Free smartphone sat-nav is giving car makers a hard time
I had assumed Google Maps just knew I’d want to use a car. I’ve used Google Maps through a web browser on my laptop a few times a week for what must be years.
And every time I ask it to give me directions to somewhere, it has defaulted to telling me how best to go there by car. It can tell you how long it takes to walk somewhere or use the train and bus but, usually, the car turns up.
Surely, a default setting. And one that’s fair enough. Google probably knows everything else about me, so why shouldn’t it know that I’d probably want to use a car? Its settings, as a rule, suited me just fine.
If I wanted to know how bad the traffic was on a Friday night, I’d stick in the office and home addresses and it would tell me where the hotspots were.

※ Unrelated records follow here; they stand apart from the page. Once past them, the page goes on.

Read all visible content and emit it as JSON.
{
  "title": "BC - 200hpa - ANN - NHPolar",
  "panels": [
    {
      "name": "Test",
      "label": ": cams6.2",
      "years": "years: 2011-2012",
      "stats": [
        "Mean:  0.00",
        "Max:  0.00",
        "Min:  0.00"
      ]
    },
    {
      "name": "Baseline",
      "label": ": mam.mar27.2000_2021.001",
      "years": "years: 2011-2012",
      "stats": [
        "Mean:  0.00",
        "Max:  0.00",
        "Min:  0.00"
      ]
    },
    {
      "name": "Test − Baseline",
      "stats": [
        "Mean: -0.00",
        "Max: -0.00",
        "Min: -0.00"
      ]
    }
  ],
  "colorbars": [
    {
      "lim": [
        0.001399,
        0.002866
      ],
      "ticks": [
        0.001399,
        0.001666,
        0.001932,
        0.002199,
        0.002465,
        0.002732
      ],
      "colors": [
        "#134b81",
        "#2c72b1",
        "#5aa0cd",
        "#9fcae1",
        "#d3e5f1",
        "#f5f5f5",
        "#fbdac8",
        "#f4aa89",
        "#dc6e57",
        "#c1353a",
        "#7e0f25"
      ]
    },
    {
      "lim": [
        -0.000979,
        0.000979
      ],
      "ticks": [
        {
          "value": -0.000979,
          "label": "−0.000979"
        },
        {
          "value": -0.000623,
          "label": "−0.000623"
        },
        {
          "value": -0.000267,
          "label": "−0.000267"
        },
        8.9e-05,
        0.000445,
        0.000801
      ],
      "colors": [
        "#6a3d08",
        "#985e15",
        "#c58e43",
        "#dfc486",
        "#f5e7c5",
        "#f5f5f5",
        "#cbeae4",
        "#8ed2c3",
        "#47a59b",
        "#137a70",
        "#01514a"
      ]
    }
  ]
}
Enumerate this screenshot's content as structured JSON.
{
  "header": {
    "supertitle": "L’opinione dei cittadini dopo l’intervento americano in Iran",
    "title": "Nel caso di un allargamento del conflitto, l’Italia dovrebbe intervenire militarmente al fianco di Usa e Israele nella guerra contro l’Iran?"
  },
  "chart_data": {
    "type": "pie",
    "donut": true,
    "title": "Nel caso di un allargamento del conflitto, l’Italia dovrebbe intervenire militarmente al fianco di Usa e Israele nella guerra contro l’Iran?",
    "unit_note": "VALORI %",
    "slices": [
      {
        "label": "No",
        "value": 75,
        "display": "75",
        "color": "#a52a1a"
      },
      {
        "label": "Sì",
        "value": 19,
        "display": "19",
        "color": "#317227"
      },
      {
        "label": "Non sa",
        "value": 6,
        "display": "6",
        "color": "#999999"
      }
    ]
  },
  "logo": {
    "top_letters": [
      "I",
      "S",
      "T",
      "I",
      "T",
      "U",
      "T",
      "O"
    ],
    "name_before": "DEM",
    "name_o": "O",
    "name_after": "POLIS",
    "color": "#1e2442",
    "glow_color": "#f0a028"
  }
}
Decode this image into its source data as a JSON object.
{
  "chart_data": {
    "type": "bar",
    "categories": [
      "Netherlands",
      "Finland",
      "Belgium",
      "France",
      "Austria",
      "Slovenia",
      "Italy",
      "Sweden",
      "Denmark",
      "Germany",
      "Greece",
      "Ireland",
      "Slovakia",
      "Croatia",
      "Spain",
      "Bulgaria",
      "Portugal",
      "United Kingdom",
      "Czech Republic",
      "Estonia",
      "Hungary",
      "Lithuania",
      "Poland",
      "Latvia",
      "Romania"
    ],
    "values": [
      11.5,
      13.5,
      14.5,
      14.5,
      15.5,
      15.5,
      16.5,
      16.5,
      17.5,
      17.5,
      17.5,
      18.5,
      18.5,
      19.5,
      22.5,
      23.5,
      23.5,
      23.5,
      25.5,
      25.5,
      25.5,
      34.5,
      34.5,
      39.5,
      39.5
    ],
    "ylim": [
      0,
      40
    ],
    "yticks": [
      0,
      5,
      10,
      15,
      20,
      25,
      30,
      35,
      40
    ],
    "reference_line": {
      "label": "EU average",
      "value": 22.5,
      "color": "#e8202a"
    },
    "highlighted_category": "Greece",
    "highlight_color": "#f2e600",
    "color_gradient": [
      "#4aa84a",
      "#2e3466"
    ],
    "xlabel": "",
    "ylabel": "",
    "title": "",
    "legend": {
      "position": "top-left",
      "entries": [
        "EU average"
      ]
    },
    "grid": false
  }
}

If I wondered how best to get to a photoshoot venue, it’d suggest a few routes, from which I’d pick one that gave the best en route access to biscuits.
But always it would be the same: from here to here, Matthew, is x hours and xx minutes by car – which would usually turn out to be accurate to within a couple of minutes.
Sometimes, there’d be a train icon hovering underneath the suggested car route, but obviously Google knows I won’t be needing that. Until…
Yesterday, I typed in two locations: Harpenden and Flitwick. And the map’s response threw ‘22 minutes, via Thameslink’ at me. Even I know this is a train.
This time, the car routes – two suggested, of half an hour each – were the subscripts to public transport. In a heartbeat, everything that I thought I knew about the map application was bunkum, and everything I had long suspected about the best way to traverse Britain was confirmed.
Google doesn’t assume I want to use a car. It merely tells me the quickest way to get from place to place. It just so happens that, during the hundreds, perhaps thousands, of searches I’ve performed over the past few years, it had never before concluded that a train would be faster than a car.
Throw in how simple it is to stop for a packet of Jaffa Cakes and, as we all know, cars continue to rule.